EUGENE, Ore. — The oldest hurdler at the U.S. Olympic Trials cried herself to sleep the night before her opening race.
An ill-timed hamstring tear halted Lolo Jones’ training for six weeks and left her fearful that she wouldn’t be able to compete.
Jones tested her hamstring last Saturday. It seized up after she cleared six hurdles.
Jones tried again Thursday. This time, she didn’t even make it that far before the pain forced her to stop.
It took more than courage and determination for Jones to will herself to the starting line Friday night for her 100-meter hurdles preliminary heat. The 41-year-old credited the anti-inflammatory drug administered by her medical team.
“Toradol, she deadpanned. “The official sponsor of 40-year- olds!”
Those circumstances help explain why Jones beamed with pride after her heat despite falling behind her fellow competitors almost as soon as the starting gun fired. It was an achievement for her to cross the finish line in 14.86 seconds even if that was almost two seconds slower than the times she was running before her injury.
Jones admitted she “ran a fearful race” because she didn’t want to risk reinjuring her hamstring. The onetime brakewoman on the U.S. national bobsled team described Friday’s heat as scarier than careening down a twisting, icy track at 90 miles per hour.
“That’s the most terrifying thing I’ve ever done in my career,” Jones said. “I know that sounds insane, but I would have taken a bobsled crash any day over that.”
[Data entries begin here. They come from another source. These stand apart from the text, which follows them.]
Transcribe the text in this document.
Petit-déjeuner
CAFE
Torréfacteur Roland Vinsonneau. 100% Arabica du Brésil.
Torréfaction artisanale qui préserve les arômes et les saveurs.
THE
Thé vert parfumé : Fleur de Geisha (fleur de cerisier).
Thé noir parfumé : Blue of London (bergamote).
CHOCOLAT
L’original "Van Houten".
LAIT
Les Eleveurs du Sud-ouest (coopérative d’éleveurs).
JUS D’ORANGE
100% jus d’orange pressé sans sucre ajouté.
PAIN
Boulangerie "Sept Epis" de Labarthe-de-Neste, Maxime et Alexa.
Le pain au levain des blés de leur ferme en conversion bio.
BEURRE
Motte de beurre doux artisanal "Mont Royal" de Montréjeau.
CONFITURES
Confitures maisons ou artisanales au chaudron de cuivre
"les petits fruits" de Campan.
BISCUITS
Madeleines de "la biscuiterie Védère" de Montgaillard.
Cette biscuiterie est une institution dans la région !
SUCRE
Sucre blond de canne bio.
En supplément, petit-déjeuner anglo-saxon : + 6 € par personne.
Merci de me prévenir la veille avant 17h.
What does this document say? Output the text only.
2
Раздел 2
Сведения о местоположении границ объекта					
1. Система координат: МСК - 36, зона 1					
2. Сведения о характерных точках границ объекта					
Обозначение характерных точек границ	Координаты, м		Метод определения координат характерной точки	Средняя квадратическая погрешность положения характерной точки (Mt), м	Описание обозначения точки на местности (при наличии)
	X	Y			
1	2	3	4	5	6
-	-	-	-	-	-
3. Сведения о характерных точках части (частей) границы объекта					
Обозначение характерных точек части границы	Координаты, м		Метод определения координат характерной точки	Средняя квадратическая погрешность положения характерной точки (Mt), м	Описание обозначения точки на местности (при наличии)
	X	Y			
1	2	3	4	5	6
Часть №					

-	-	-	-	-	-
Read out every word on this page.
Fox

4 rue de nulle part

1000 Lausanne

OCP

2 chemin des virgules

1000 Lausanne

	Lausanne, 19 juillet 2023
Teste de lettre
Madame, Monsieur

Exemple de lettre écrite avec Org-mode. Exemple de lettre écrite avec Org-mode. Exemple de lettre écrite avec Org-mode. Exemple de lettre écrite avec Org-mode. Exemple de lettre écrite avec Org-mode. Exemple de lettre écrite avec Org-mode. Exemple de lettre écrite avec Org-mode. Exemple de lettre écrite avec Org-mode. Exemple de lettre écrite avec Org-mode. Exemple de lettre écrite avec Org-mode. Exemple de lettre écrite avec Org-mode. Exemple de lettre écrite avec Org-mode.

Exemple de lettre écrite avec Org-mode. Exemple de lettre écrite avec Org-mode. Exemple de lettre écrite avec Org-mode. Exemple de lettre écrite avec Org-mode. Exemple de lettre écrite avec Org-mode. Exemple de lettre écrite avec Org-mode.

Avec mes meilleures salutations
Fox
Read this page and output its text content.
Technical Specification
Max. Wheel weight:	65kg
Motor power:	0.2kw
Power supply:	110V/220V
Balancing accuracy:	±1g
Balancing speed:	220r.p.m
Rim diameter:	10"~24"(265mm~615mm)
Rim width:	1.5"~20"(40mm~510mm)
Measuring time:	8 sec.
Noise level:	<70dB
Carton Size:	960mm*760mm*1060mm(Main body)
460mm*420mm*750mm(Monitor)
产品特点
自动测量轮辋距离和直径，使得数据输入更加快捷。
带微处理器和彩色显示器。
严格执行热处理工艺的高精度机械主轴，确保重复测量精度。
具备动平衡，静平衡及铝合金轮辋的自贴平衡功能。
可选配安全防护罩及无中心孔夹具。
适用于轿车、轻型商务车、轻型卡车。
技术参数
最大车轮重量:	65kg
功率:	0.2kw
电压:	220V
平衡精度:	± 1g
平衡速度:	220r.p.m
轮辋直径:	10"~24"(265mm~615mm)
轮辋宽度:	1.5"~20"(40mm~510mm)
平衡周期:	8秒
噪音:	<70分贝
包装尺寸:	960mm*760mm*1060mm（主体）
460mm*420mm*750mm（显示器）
Another chance to compete awaits Jones on Saturday night despite her distant last-place finish. All 27 hurdlers who completed Friday’s preliminary heats advanced to the semifinals as a result of the expanded qualifying format and multiple injured athletes choosing not to run.
“If I wake up tomorrow and I don’t need my cane, we’re going!” quipped Jones, poking fun at the fact that some of her competitors weren’t even born yet when she first showed up to Olympic Trials two decades ago.
Though Jones failed to qualify for the Olympics in 2004, she was the favorite to claim gold four years ago in Beijing. She was pulling away from the field in the 100-meter hurdles final when she clipped the ninth hurdle and stumbled, leaving her pounding the ground in frustration after her seventh-place finish.
Jones qualified for the London Olympics four years later but fell short in her quest to win her first medal, settling for fourth in the 100 hurdles final. She did not make the U.S. teams for the 2013 or 2015 World Championships, nor did she run at the 2016 Olympic Trials.
By then, Jones had gone from dabbling in bobsled to pursuing it with the same passion that she previously displayed in the hurdles. She represented the U.S. at the Sochi Olympics and was part of teams that won a pair of World Championship gold medals.
When USA Bobsled officials left her off the 2022 Olympic team, Jones seethed over the snub. She felt that “politics” contributed to her exclusion, that she was “pushed out” because of her age.
The stubborn unwillingness to allow anyone else to dictate how her athletic career would end led Jones back to the sport that first catapulted her to stardom. It wasn’t enough for Jones to merely begin training for the 100 hurdles again. She set the audacious goal of becoming the first hurdler in her 40s ever to qualify for the U.S. Olympic Trials
In April, Jones twice ran comfortably under the 13.25-second Olympic qualifying standard, dropping a time of 13.11 seconds at a meet in Gainesville and eclipsing that by a hundredth of a second two weeks later at the Drake Relays. Both times were the fastest she had run since 2015.
“It was just nice to prove to myself that I still had what it takes,” Jones said.
That Jones wasn’t healthy enough to improve on those times at Trials is disappointing but she chooses not to focus on that. She’s thankful for the chance to inspire other athletes and to hear one more roar from the track-savvy Hayward Field crowd.
“I’m so grateful for everyone who cheered for me,” Jones said. “It had been so long that I thought people might have forgotten. It means the world to me to have people remember me and shout my name.”